If the thinning of GCIPL and INL precede PD’s diagnosis, then they could be used as a predictor of PD. Using data from the database of a long-term study, the UK Biobank, the researchers could examine eye scans from the past and align them to the patient’s current healthcare status (i.e., if and when they received a PD diagnosis). From the group, they examined 50,405 patients’ data. Of those, 53 became diagnosed with PD. The average time from eye scan to PD diagnosis was 4.9-9.6 years. So, the eye scans were taken years before PD diagnosis. What did the scans show, you ask? In future PD patients, the retina layers GCIPL and INL were significantly thinner than non-PD patients.4 Therefore, retinal layer thinning is a viable predictor of PD diagnosis years in advance.

In summary, early in the progression of PD, achieving a proper PD diagnosis is difficult. However, a noninvasive method of diagnosing PD several years in advance is here. We could begin treatment early,2 do more research into early intervention therapies (now that we can diagnose in advance), and maybe just knowing what is coming can bring solace.
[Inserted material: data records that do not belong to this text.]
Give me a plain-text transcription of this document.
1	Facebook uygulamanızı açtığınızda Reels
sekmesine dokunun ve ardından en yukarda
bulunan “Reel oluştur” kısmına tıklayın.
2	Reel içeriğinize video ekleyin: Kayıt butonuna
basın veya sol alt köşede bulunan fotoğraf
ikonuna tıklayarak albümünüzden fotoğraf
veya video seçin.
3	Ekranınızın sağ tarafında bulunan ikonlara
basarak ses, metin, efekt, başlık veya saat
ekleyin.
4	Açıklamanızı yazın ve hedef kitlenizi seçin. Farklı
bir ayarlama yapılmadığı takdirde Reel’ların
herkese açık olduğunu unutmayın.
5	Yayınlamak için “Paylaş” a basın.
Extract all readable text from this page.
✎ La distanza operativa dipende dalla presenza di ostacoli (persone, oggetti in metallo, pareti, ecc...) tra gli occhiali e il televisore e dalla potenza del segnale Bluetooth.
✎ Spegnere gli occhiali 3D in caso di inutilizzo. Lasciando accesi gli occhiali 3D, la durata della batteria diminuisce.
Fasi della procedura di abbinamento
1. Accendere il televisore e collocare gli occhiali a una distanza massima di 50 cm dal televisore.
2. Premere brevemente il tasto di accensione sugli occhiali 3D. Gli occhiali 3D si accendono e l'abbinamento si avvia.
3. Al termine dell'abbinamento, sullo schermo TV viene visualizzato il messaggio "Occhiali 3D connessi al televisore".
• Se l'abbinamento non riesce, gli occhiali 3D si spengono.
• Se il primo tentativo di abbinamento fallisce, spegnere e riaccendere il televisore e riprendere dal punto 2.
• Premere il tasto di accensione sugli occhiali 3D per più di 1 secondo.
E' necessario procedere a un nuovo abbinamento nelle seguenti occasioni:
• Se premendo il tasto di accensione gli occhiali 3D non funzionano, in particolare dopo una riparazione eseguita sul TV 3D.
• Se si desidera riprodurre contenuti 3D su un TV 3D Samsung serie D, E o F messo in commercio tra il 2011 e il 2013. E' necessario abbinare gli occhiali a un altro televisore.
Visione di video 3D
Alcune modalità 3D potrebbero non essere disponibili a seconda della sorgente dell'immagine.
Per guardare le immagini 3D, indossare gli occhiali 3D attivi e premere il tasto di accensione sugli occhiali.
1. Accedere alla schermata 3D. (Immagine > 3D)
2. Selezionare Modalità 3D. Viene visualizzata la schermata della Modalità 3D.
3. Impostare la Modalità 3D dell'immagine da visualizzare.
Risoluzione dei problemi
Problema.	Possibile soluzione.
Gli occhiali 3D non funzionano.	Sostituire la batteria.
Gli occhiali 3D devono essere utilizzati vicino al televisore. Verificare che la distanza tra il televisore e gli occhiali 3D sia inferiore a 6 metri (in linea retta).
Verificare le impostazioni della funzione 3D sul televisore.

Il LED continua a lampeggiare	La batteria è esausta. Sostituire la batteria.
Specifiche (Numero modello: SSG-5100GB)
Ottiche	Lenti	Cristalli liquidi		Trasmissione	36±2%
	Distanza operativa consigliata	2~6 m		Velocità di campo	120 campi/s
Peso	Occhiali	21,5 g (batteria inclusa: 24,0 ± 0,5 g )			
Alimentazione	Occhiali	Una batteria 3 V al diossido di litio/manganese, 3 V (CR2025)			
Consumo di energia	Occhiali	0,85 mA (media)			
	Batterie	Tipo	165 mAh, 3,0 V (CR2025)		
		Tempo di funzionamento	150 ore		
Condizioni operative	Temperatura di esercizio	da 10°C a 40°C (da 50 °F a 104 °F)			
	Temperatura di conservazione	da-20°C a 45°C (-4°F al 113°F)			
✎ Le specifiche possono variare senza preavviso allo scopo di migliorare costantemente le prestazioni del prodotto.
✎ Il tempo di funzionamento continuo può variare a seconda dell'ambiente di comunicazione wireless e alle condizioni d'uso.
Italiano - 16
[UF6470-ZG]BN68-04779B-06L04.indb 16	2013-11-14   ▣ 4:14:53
Regardless, this is a leap for PD research.

REFERENCES

1.         Tolosa E, Garrido A, Scholz SW, Poewe W. Challenges in the diagnosis of Parkinson’s disease. Lancet Neurol. 2021;20(5):385-97.

2.         van den Heuvel L, Evers LJW, Meinders MJ, Post B, Stiggelbout AM, Heskes TM, et al. Estimating the Effect of Early Treatment Initiation in Parkinson’s Disease Using Observational Data. Mov Disord. 2021;36(2):407-14.

3.         Bidesi NSR, Vang Andersen I, Windhorst AD, Shalgunov V, Herth MM. The role of neuroimaging in Parkinson’s disease. J Neurochem. 2021;159(4):660-89.

4.         Wagner SK, Romero-Bascones D, Cortina-Borja M, Williamson DJ, Struyven RR, Zhou Y, et al. Retinal Optical Coherence Tomography Features Associated With Incident and Prevalent Parkinson Disease. Neurology. 2023;101(16):e1581-e93.

5.         Wagner SK, Hughes F, Cortina-Borja M, Pontikos N, Struyven R, Liu X, et al. AlzEye: longitudinal record-level linkage of ophthalmic imaging and hospital admissions of 353 157 patients in London, UK. BMJ Open. 2022;12(3):e058552.